Advancing contact angles on the solid surfaces were measured at 293 K, applying the DSA30 measuring system (Krüss, Hamburg, Germany) equipped with a thermostated chamber. For all flat surfaces of PTFE, PMMA, and BPA.DA+NVP as well as plates with CEL and CHI, 10 drops of solution with a volume of 7 µL were used. The liquid volumes satisfy the conditions under which the values of the diameter of the liquid drops—at which the interface pressure of the sphere and hydrostatic pressure at the height of the liquid are equal to the diameter of the drop—are the same [65]. In each experiment, the measuring chamber was saturated with the atmosphere in order to avoid evaporation. The standard deviation of the contact angle values did not exceed ±2°.

5. Conclusions

The following conclusions can be drawn from the present results:

The minimum values of the contact angle of aqueous solutions of saponin-rich extract from soapwort (SE) on the apolar, monopolar, weak, and strong bipolar solids suggest that SE is generally a poor wetting agent.

For aqueous solutions of SE, there is a linear relationship between adhesion and surface tension, which allows for the determination of the critical surface tension of PTFE, PMMA, quartz, BPA.DA+NVP, as well as plates with CEL and CHI wetting. However, the slope of the linear relationship between the adhesion and surface tension of aqueous saponin solutions for PTFE is equal to −1. This proves that in the SE concentration range studied, the work of adhesion of their aqueous solutions does not depend on concentration.

Based on the components and parameters of PMMA, quartz, BPA.DA+NVP, plates with CEL and CHI, as well as SE surface tension, it is possible to predict the contact angle isotherms, provided that no surface layer is formed behind the settled solution drop on a given solid, which might decrease the solid surface tension.

The surface tension of the solid covered by the surface-active components of SE can be determined using the Neumann et al. equation.

For PMMA, quartz, BPA.DA+NVP, and plates with CEL and CHI, where a surface adsorption layer is formed beyond the settled SE solution drop, the adsorption of the SE components at the solid-air interface is less than that at the solid-solution and solution–air interfaces.
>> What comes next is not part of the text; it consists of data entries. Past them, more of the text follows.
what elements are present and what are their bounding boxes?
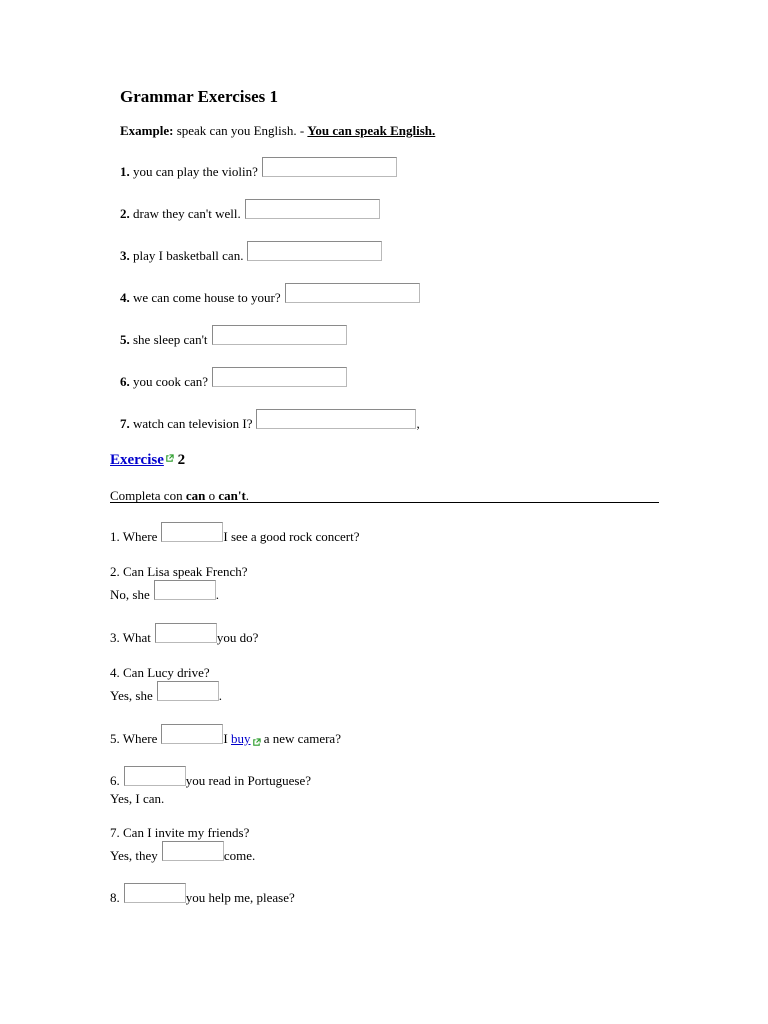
exercise2-item-6 bbox=[110, 766, 311, 789]
exercise2-item-2-answer bbox=[110, 580, 219, 603]
answer-input-ex2-2[interactable] bbox=[154, 580, 216, 600]
external-link-icon bbox=[252, 738, 261, 747]
item-text: I bbox=[223, 731, 228, 746]
example-answer: You can speak English. bbox=[307, 123, 436, 138]
item-text: you cook can? bbox=[133, 374, 209, 389]
exercise2-item-5 bbox=[110, 724, 341, 747]
item-text: you help me, please? bbox=[185, 890, 295, 905]
item-text: a new camera? bbox=[263, 731, 341, 746]
answer-input-2[interactable] bbox=[245, 199, 380, 219]
exercise1-item-2 bbox=[120, 199, 380, 222]
exercise2-item-4-question: 4. Can Lucy drive? bbox=[110, 665, 210, 680]
answer-input-1[interactable] bbox=[262, 157, 397, 177]
item-number: 2. bbox=[120, 206, 130, 221]
item-text: . bbox=[218, 688, 222, 703]
item-text: No, she bbox=[110, 587, 150, 602]
answer-input-5[interactable] bbox=[212, 325, 347, 345]
item-text: she sleep can't bbox=[133, 332, 208, 347]
exercise1-item-7 bbox=[120, 409, 420, 432]
item-text: I see a good rock concert? bbox=[223, 529, 360, 544]
answer-input-ex2-4[interactable] bbox=[157, 681, 219, 701]
item-text: 6. bbox=[110, 773, 120, 788]
item-text: watch can television I? bbox=[133, 416, 253, 431]
exercise1-item-6 bbox=[120, 367, 347, 390]
exercise-link[interactable]: Exercise bbox=[110, 452, 164, 468]
answer-input-ex2-6[interactable] bbox=[124, 766, 186, 786]
exercise2-item-7-answer bbox=[110, 841, 255, 864]
item-text: 3. What bbox=[110, 630, 151, 645]
answer-input-4[interactable] bbox=[285, 283, 420, 303]
item-text: . bbox=[215, 587, 219, 602]
exercise1-item-5 bbox=[120, 325, 347, 348]
exercise2-item-7-question: 7. Can I invite my friends? bbox=[110, 825, 250, 840]
exercise2-item-3 bbox=[110, 623, 258, 646]
divider bbox=[110, 502, 659, 503]
item-number: 6. bbox=[120, 374, 130, 389]
item-text: Yes, they bbox=[110, 848, 158, 863]
item-text: Yes, she bbox=[110, 688, 153, 703]
answer-input-3[interactable] bbox=[247, 241, 382, 261]
exercise1-item-4 bbox=[120, 283, 420, 306]
item-text: 5. Where bbox=[110, 731, 158, 746]
instruction-can: can bbox=[185, 488, 206, 503]
exercise2-item-4-answer bbox=[110, 681, 222, 704]
example-line bbox=[120, 123, 435, 139]
item-number: 3. bbox=[120, 248, 130, 263]
exercise2-item-1 bbox=[110, 522, 359, 545]
item-text: 8. bbox=[110, 890, 120, 905]
item-number: 4. bbox=[120, 290, 130, 305]
exercise2-heading bbox=[110, 452, 185, 469]
answer-input-7[interactable] bbox=[256, 409, 416, 429]
example-text: speak can you English. - bbox=[176, 123, 305, 138]
item-number: 7. bbox=[120, 416, 130, 431]
exercise-number: 2 bbox=[177, 452, 186, 468]
item-text: play I basketball can. bbox=[133, 248, 244, 263]
example-label: Example: bbox=[120, 123, 174, 138]
instruction-text: Completa con bbox=[110, 488, 183, 503]
answer-input-ex2-7[interactable] bbox=[162, 841, 224, 861]
answer-input-ex2-3[interactable] bbox=[155, 623, 217, 643]
answer-input-ex2-8[interactable] bbox=[124, 883, 186, 903]
answer-input-ex2-1[interactable] bbox=[161, 522, 223, 542]
external-link-icon bbox=[165, 454, 174, 463]
item-text: come. bbox=[223, 848, 256, 863]
answer-input-ex2-5[interactable] bbox=[161, 724, 223, 744]
exercise2-item-6-answer: Yes, I can. bbox=[110, 791, 165, 806]
exercise2-item-8 bbox=[110, 883, 295, 906]
item-number: 5. bbox=[120, 332, 130, 347]
item-text: draw they can't well. bbox=[133, 206, 241, 221]
exercise1-item-3 bbox=[120, 241, 382, 264]
item-text: 1. Where bbox=[110, 529, 158, 544]
item-text: we can come house to your? bbox=[133, 290, 281, 305]
instruction-end: . bbox=[245, 488, 250, 503]
page-title: Grammar Exercises 1 bbox=[120, 87, 278, 106]
exercise1-item-1 bbox=[120, 157, 397, 180]
item-text: you read in Portuguese? bbox=[185, 773, 312, 788]
item-text: you do? bbox=[216, 630, 259, 645]
answer-input-6[interactable] bbox=[212, 367, 347, 387]
trailing-comma: , bbox=[416, 416, 420, 431]
exercise2-item-2-question: 2. Can Lisa speak French? bbox=[110, 564, 248, 579]
buy-link[interactable]: buy bbox=[231, 731, 251, 746]
instruction-cant: can't bbox=[218, 488, 246, 503]
item-number: 1. bbox=[120, 164, 130, 179]
item-text: you can play the violin? bbox=[133, 164, 258, 179]
instruction-o: o bbox=[208, 488, 216, 503]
Surface-active SE components do not adsorb at the PTFE-air interface, and their adsorption at the PTFE-solution interface is comparable to that at the solution–air interface.

Based on the model saponins, whose molecules consist of a hydrophobic aglycone and hydrophilic sucrose, it was possible for the first time to successfully determine the coverage of the solid–aqueous solution of SE and solid-air interfaces by the extract components, to compare this to the coverage at the SE-air interface, as well as to determine the thermodynamic parameters of SE adsorption on these interfaces.

The standard Gibbs free energy of adsorption of SE components at the solid-air and solid-solution interfaces is comparable to this energy at the solution–air interface.